Sommaire
Senior Actu

Tout doit disparaître : la vieillesse et la mort au centre d'une pièce de théâtre

Considérant que l’âgisme est trop souvent présent dans notre société, la compagnie Barouf Théâtre a décidé d’aborder le difficile sujet de la vieillesse et de la mort dans un spectacle intitulé « Tout doit disparaître », qui a déjà été joué à plusieurs reprises en maison de retraite mais également au Festival d’Avignon.


Concrètement, cette pièce met en scène l’histoire d’une trahison, d’un mensonge… indiquent les créateurs. Un jour, les enfants d'une personne âgée viennent la chercher pour l'emmener en promenade. Un pressentiment étrange la suit pendant tout le trajet... finalement la promenade les conduits dans une maison de retraite, « un centre » où elle va être obligée de rester. Coupée de sa vie, de ses affaires, sans y être préparée elle découvre cette « maison de vieux », tisse de nouveaux liens et fait vivre les intervenants (psy, infirmière, aide...), les lieux et les pensionnaires.

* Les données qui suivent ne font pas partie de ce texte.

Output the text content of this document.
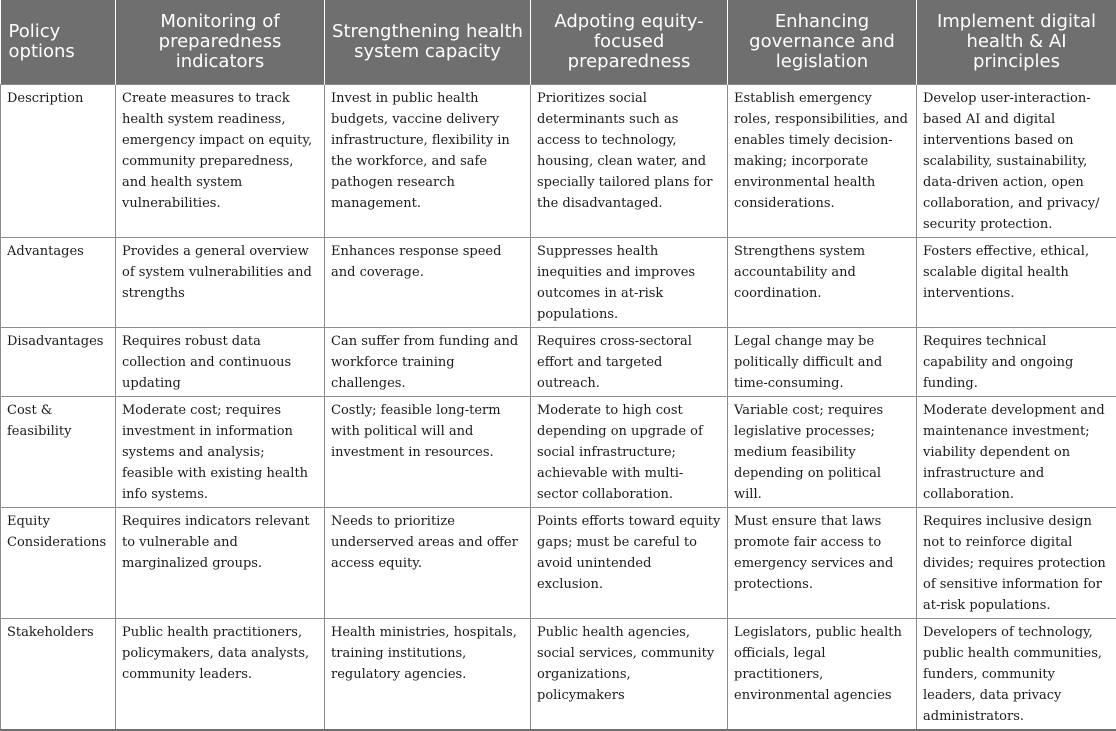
Policy options	Monitoring of preparedness indicators	Strengthening health system capacity	Adpoting equity-focused preparedness	Enhancing governance and legislation	Implement digital health & AI principles
Description	Create measures to track health system readiness, emergency impact on equity, community preparedness, and health system vulnerabilities.	Invest in public health budgets, vaccine delivery infrastructure, flexibility in the workforce, and safe pathogen research management.	Prioritizes social determinants such as access to technology, housing, clean water, and specially tailored plans for the disadvantaged.	Establish emergency roles, responsibilities, and enables timely decision-making; incorporate environmental health considerations.	Develop user-interaction-based AI and digital interventions based on scalability, sustainability, data-driven action, open collaboration, and privacy/ security protection.
Advantages	Provides a general overview of system vulnerabilities and strengths	Enhances response speed and coverage.	Suppresses health inequities and improves outcomes in at-risk populations.	Strengthens system accountability and coordination.	Fosters effective, ethical, scalable digital health interventions.
Disadvantages	Requires robust data collection and continuous updating	Can suffer from funding and workforce training challenges.	Requires cross-sectoral effort and targeted outreach.	Legal change may be politically difficult and time-consuming.	Requires technical capability and ongoing funding.
Cost & feasibility	Moderate cost; requires investment in information systems and analysis; feasible with existing health info systems.	Costly; feasible long-term with political will and investment in resources.	Moderate to high cost depending on upgrade of social infrastructure; achievable with multi-sector collaboration.	Variable cost; requires legislative processes; medium feasibility depending on political will.	Moderate development and maintenance investment; viability dependent on infrastructure and collaboration.
Equity Considerations	Requires indicators relevant to vulnerable and marginalized groups.	Needs to prioritize underserved areas and offer access equity.	Points efforts toward equity gaps; must be careful to avoid unintended exclusion.	Must ensure that laws promote fair access to emergency services and protections.	Requires inclusive design not to reinforce digital divides; requires protection of sensitive information for at-risk populations.
Stakeholders	Public health practitioners, policymakers, data analysts, community leaders.	Health ministries, hospitals, training institutions, regulatory agencies.	Public health agencies, social services, community organizations, policymakers	Legislators, public health officials, legal practitioners, environmental agencies	Developers of technology, public health communities, funders, community leaders, data privacy administrators.
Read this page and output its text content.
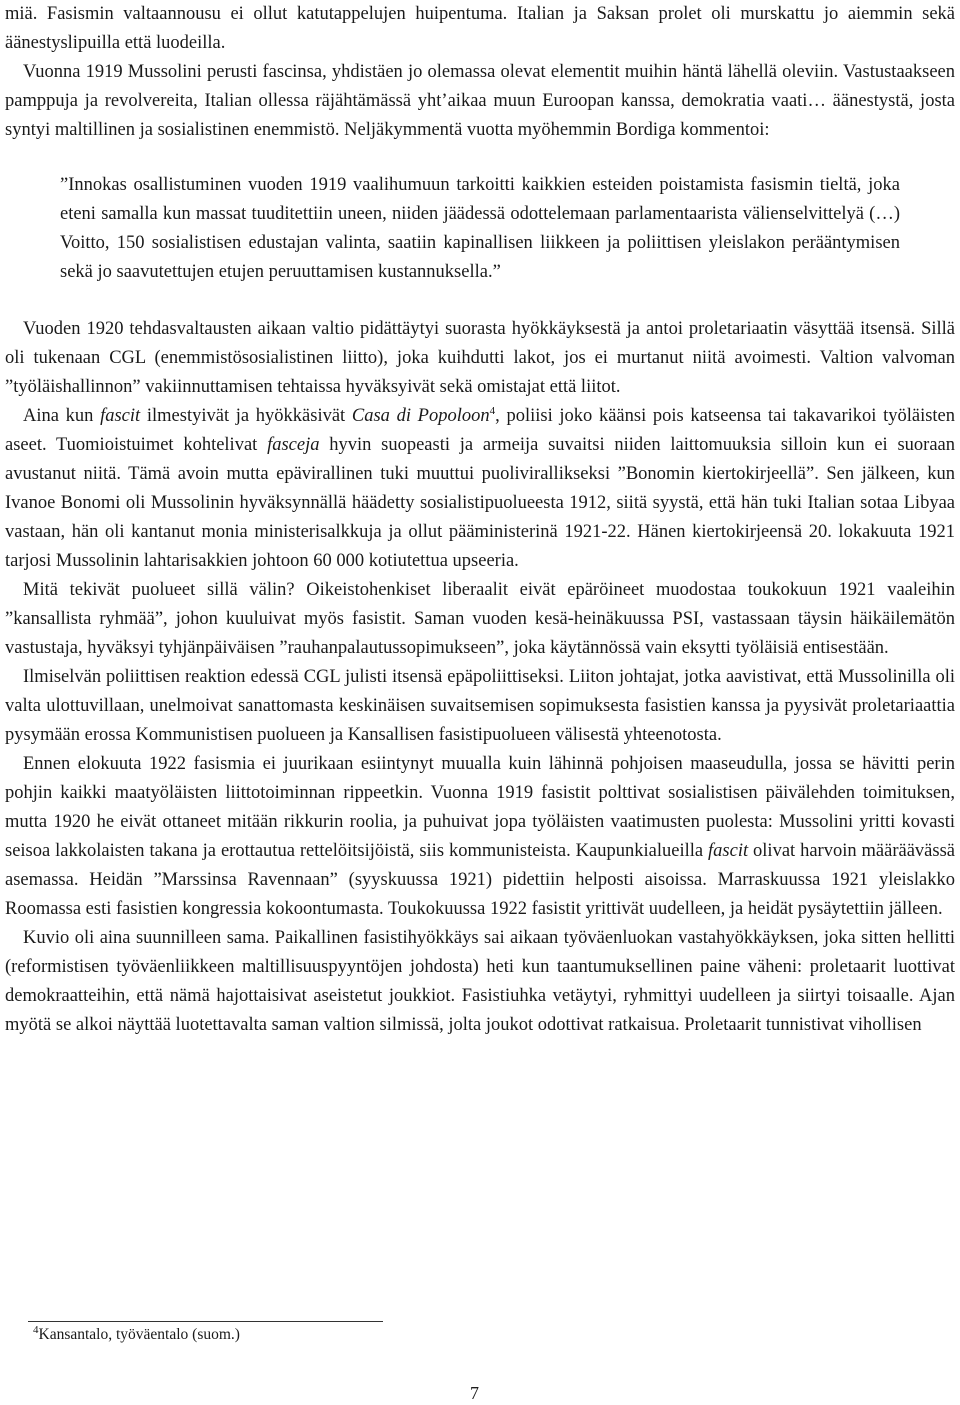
miä. Fasismin valtaannousu ei ollut katutappelujen huipentuma. Italian ja Saksan prolet oli murskattu jo aiemmin sekä äänestyslipuilla että luodeilla.

Vuonna 1919 Mussolini perusti fascinsa, yhdistäen jo olemassa olevat elementit muihin häntä lähellä oleviin. Vastustaakseen pamppuja ja revolvereita, Italian ollessa räjähtämässä yht’aikaa muun Euroopan kanssa, demokratia vaati… äänestystä, josta syntyi maltillinen ja sosialistinen enemmistö. Neljäkymmentä vuotta myöhemmin Bordiga kommentoi:

”Innokas osallistuminen vuoden 1919 vaalihumuun tarkoitti kaikkien esteiden poistamista fasismin tieltä, joka eteni samalla kun massat tuuditettiin uneen, niiden jäädessä odottelemaan parlamentaarista välienselvittelyä (…) Voitto, 150 sosialistisen edustajan valinta, saatiin kapinallisen liikkeen ja poliittisen yleislakon perääntymisen sekä jo saavutettujen etujen peruuttamisen kustannuksella.”

Vuoden 1920 tehdasvaltausten aikaan valtio pidättäytyi suorasta hyökkäyksestä ja antoi proletariaatin väsyttää itsensä. Sillä oli tukenaan CGL (enemmistösosialistinen liitto), joka kuihdutti lakot, jos ei murtanut niitä avoimesti. Valtion valvoman ”työläishallinnon” vakiinnuttamisen tehtaissa hyväksyivät sekä omistajat että liitot.

Aina kun fascit ilmestyivät ja hyökkäsivät Casa di Popoloon$^4$, poliisi joko käänsi pois katseensa tai takavarikoi työläisten aseet. Tuomioistuimet kohtelivat fasceja hyvin suopeasti ja armeija suvaitsi niiden laittomuuksia silloin kun ei suoraan avustanut niitä. Tämä avoin mutta epävirallinen tuki muuttui puolivirallikseksi ”Bonomin kiertokirjeellä”. Sen jälkeen, kun Ivanoe Bonomi oli Mussolinin hyväksynnällä häädetty sosialistipuolueesta 1912, siitä syystä, että hän tuki Italian sotaa Libyaa vastaan, hän oli kantanut monia ministerisalkkuja ja ollut pääministerinä 1921-22. Hänen kiertokirjeensä 20. lokakuuta 1921 tarjosi Mussolinin lahtarisakkien johtoon 60 000 kotiutettua upseeria.

Mitä tekivät puolueet sillä välin? Oikeistohenkiset liberaalit eivät epäröineet muodostaa toukokuun 1921 vaaleihin ”kansallista ryhmää”, johon kuuluivat myös fasistit. Saman vuoden kesä-heinäkuussa PSI, vastassaan täysin häikäilemätön vastustaja, hyväksyi tyhjänpäiväisen ”rauhanpalautussopimukseen”, joka käytännössä vain eksytti työläisiä entisestään.

Ilmiselvän poliittisen reaktion edessä CGL julisti itsensä epäpoliittiseksi. Liiton johtajat, jotka aavistivat, että Mussolinilla oli valta ulottuvillaan, unelmoivat sanattomasta keskinäisen suvaitsemisen sopimuksesta fasistien kanssa ja pyysivät proletariaattia pysymään erossa Kommunistisen puolueen ja Kansallisen fasistipuolueen välisestä yhteenotosta.

Ennen elokuuta 1922 fasismia ei juurikaan esiintynyt muualla kuin lähinnä pohjoisen maaseudulla, jossa se hävitti perin pohjin kaikki maatyöläisten liittotoiminnan rippeetkin. Vuonna 1919 fasistit polttivat sosialistisen päivälehden toimituksen, mutta 1920 he eivät ottaneet mitään rikkurin roolia, ja puhuivat jopa työläisten vaatimusten puolesta: Mussolini yritti kovasti seisoa lakkolaisten takana ja erottautua rettelöitsijöistä, siis kommunisteista. Kaupunkialueilla fascit olivat harvoin määräävässä asemassa. Heidän ”Marssinsa Ravennaan” (syyskuussa 1921) pidettiin helposti aisoissa. Marraskuussa 1921 yleislakko Roomassa esti fasistien kongressia kokoontumasta. Toukokuussa 1922 fasistit yrittivät uudelleen, ja heidät pysäytettiin jälleen.

Kuvio oli aina suunnilleen sama. Paikallinen fasistihyökkäys sai aikaan työväenluokan vastahyökkäyksen, joka sitten hellitti (reformistisen työväenliikkeen maltillisuuspyyntöjen johdosta) heti kun taantumuksellinen paine väheni: proletaarit luottivat demokraatteihin, että nämä hajottaisivat aseistetut joukkiot. Fasistiuhka vetäytyi, ryhmittyi uudelleen ja siirtyi toisaalle. Ajan myötä se alkoi näyttää luotettavalta saman valtion silmissä, jolta joukot odottivat ratkaisua. Proletaarit tunnistivat vihollisen

$^4$Kansantalo, työväentalo (suom.)
7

Le spectacle s’ouvre sur un mur de cartons sur lequel sont projetés des portraits (diapositives) de personnes âgées avec en voix off leurs paroles enregistrées lors d’une interview répondant à la question : « Pensez-vous souvent à la mort ? ».

Le personnage, pour entrer sur scène, doit briser ce mur qui le sépare des spectateurs avec qui il va tenter d’établir un dialogue. Au fur et à mesure que se déroule l’histoire, les cartons sont des supports du jeu de l’acteur : d’objets inanimés, ils deviennent protéiformes et stimulent notre capacité à imaginer d’autres espaces, d’autres personnages et d’autres objets.

Symboliques, ils représentent nos souvenirs, les cases de la mémoire qui s’effondre, « le barda » des objets que l’on trimballe tout au long de sa vie. La bande sonore : pensée intérieure, murmure sonore qui résonne en chacun de nous, rêve éveillé, chute, moments de joie simple… Les matériaux utilisés appartiennent à la grammaire du temps qui passe : des pleurs d’enfant, des tic-tac de vieilles horloges, des paroles en désordre, des pas, des orages qui éclatent… Le déclic d’un vieil appareil de photo aiguille le fil du récit et permet au personnage de voyager sur d’autres affluents de la mémoire, agissant parfois comme un électrochoc.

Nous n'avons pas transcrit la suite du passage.